Dask performs computations in a [lazy manner](https://tutorial.dask.org/01x_lazy.html), so we persist the dataframe to perform data loading and feature processing and load into GPU memory.

In [None]:
numeric_feat = [
    "pickup_weekday",
    "pickup_weekofyear",
    "pickup_hour",
    "pickup_week_hour",
    "pickup_minute",
    "passenger_count",
]
categorical_feat = [
    "pickup_taxizone_id",
    "dropoff_taxizone_id",
]
features = numeric_feat + categorical_feat
y_col = "high_tip"

taxi_train = taxi[features + [y_col]]
taxi_train[features] = taxi_train[features].astype("float32").fillna(-1)
taxi_train[y_col] = taxi_train[y_col].astype("int32").fillna(-1)

In [None]:
taxi_train = taxi_train.persist()
_ = wait(taxi_train)

The code below computes the size of this dataset in memory.

In [None]:
print(
    f"Num rows: {len(taxi_train)}, Size: {taxi_train.memory_usage(deep=True).sum().compute() / 1e6} MB"
)

You can examine the structure of the data with `cudf` commands:

`.head()` = view the first few rows

In [None]:
taxi_train.head()

`.dtypes` = list all the columns and the type of data in them

In [None]:
taxi.dtypes

When we say that a `dask-cudf` dataframe is a *distributed* data frame, that means that it comprises multiple smaller `cudf` data frames. Run the following to see how many of these pieces (called "partitions") there are.

In [None]:
taxi.npartitions

`taxi_train` is a `dask_cudf` dataframe that will be passed in to a machine learning model. Since this is a binary classification task, before proceeding we should examine the distributions of 1s and 0s in the target. This can be done with by combining `.groupby()` and `.count()`

<details><summary>(click here to learn why data scientists do this)</summary>

**Target Distribution**
    
In binary classification tasks, we ask machine learning models to learn the difference between records that produced a 0 for some target and those that produce a 1. In this example:
    
* `high_tip = 1`: "this trip resulted in a high tip"
* `high_tip = 0`: "this trip did not result in a high tip"
    
The "distribution" of this target just means "what % of the trips ended in a high tip?". This is important to understand because we might have to change our modelling approach if the distribution was uneven. For example, if 99% of trips did NOT end in a high tip, a model that just always guessed "not a high tip" would achieve an accuracy of 99%.

</details>

In [None]:
taxi_train.groupby("high_tip")["high_tip"].count().compute()

<hr>

## Train a Model

Now that the data have been prepped, it's time to build a model!

For this task, we'll use the `RandomForestClassifier` from `cuml`. If you've never used a random forest or need a refresher, consult ["Forests of randomized trees"](https://scikit-learn.org/stable/modules/ensemble.html#forest) in the `sciki-learn` documentation.

The code below initializes a random forest classifier with the following parameter values.

* `n_estimators=100` = create a 100-tree forest
* `max_depth=10` = stop growing a tree once it contains a leaf node that is 10 levels below the root

All other parameters use the defaults from `RandomForestClassifier`.
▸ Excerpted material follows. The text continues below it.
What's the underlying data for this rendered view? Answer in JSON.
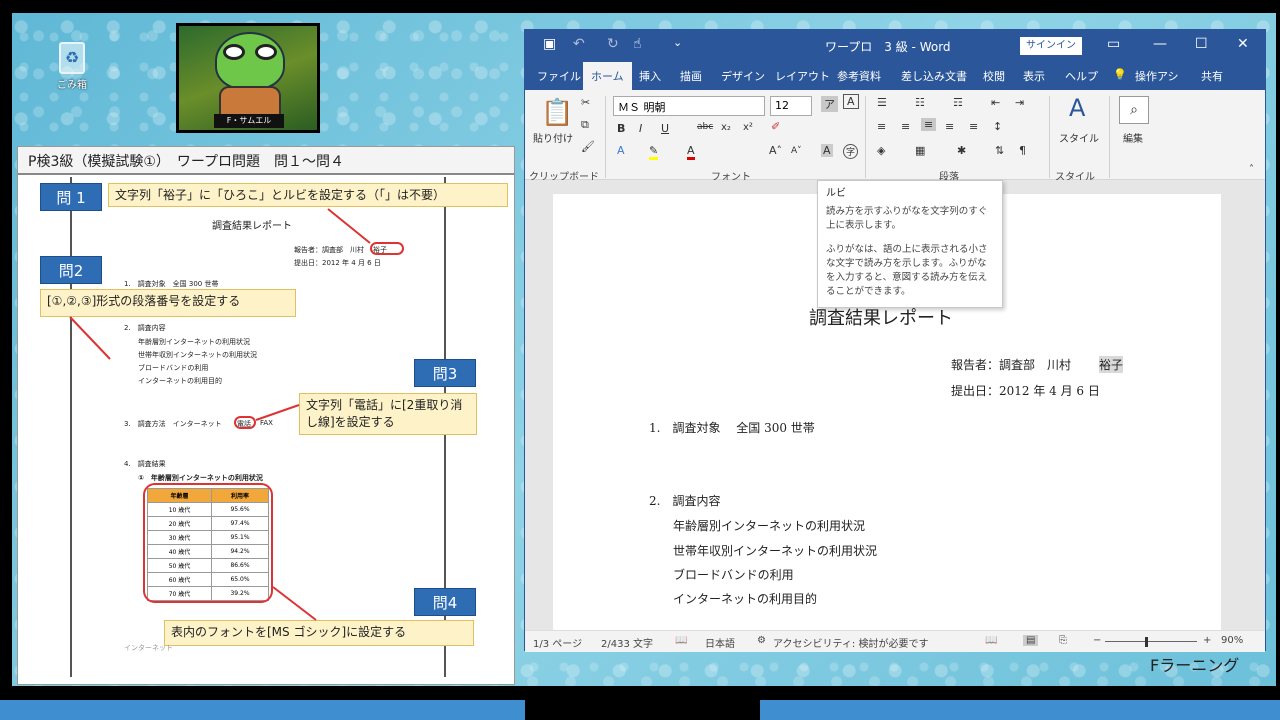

<details><summary>(click here to learn why data scientists do this)</summary>

**Setting max_depth**

Tree-based models split the training data into smaller and smaller groups, to try to group together records with similar values of the target. A tree can be thought of as a collection of rules like `pickup_hour greater than 11` and `pickup_minute less than 31.0`. As you add more rules, those groups (called "leaf nodes") get smaller. In an extreme example, a model could create a tree with enough rules to place each record in the training data into its own group. That would probably take a lot of rules, and would be referred to as a "deep" tree.

Deep trees are problematic because their descriptions of the world are too specific to be useful on new data. Imagine training a classification model to predict whether or not visitors to a theme park will ride a particular rollercoaster. You could measure the time down to the millisecond that every guest's ticket is scanned at the entrance, and a model might learn a rule like *"if the guest has been to the park before and if the guest is older than 40 and younger than 41, and if the guest is staying at Hotel A and if the guest enters the park after 1:00:17.456 and if the guest enters the park earlier than 1:00:17.995, they will ride the rollercoaster"*. This is very very unlikely to ever match any future visitors, and if it does it's unlikely that this prediction will be very good unless you have some reason to believe that a visitor arriving at 1:00:18 instead of 1:00:17 really changes the probability that they'll ride that rollercoaster.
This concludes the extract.